My husband and I are coming up on our 5th wedding anniversary. Five years since we said our vows in front of our dearest friends. Five years of joy and tears and chaos and laughter and love. And it seems like it was just a couple of years ago. Hell, I’m wearing the same t-shirt today that I wore the day before our wedding, when my girlfriends and I made a vat of fruit salad and hot glued my veil together. Time moves SO quickly when you have a shitload of children, I’ve discovered. At this rate, they’ll be in college before the milk sours. And I still love that man SO MUCH. He drives me insane a lot of the time, and he’s a control freak and a half, but I’m so very thankful that fate brought us together.
I guess that’s it. My life doesn’t change that much, I guess – still doing that whole parenting thing. What’s new with you?
I’m not one of those people who spills all and leans on friends like I should in times of crisis. It’s only after the storm has started to subside that I’ll sit down and pour out my thoughts. So, here I am. The storm has begun to subside, for now.
My daughter. Jeez. Where do I begin? I’ll start by saying RIGHT NOW, things are pretty good. Things are looking up. And yesterday, I saw the biggest sign of progress I’ve seen in a long, long time.
She’s depressed, but I’m beginning to see that she’s more manipulative than anything else. And she’s completely heartbroken over this boy who influenced her to do a laundry list of stupid things. We’ve had a solid week of HELL with that girl. Yesterday, though, she wrote a letter to her ex-boyfriend. She told him she loved him, but that she was letting him go, and even though she knew she was falling, she had lots of people who love her, waiting to catch her. And then she gave it to him. I can’t even begin to tell you how pleased I am with this. I’m so proud that she’s finding some inner strength to stand up for what’s good and right. She’s being considerate of herself and of her family and friends for once, instead of thinking of this lameass boy. And she’s finally seeing her own future, outside of a relationship with him. THANK GOD.

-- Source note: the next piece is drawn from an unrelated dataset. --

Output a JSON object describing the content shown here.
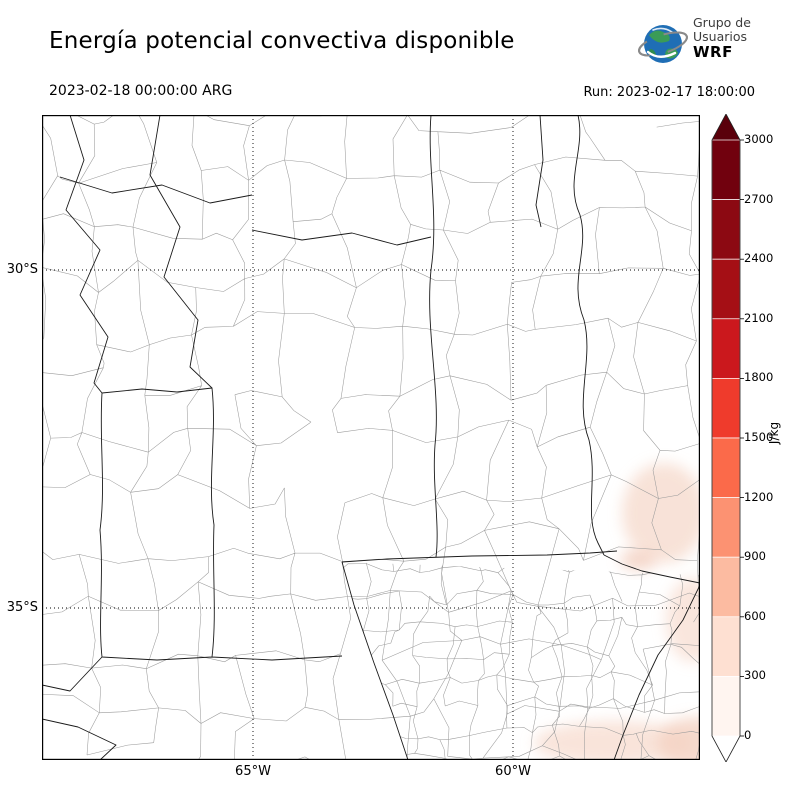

So, that’s where we are right now. We’re seeing a new, WONDERFUL shrink, who will hopefully outline a plan of action for getting our child back to where she wants and needs to be. And I can only hope there will be a ripple effect throughout the family, so that when the girlchild gets better, we ALL start to get better. Because it’s definitely affecting all of us. Everyone is walking around pissed off and high strung. Yay! Happy days in this household, NOT.
It’s getting better. Think happy thoughts for us, okay?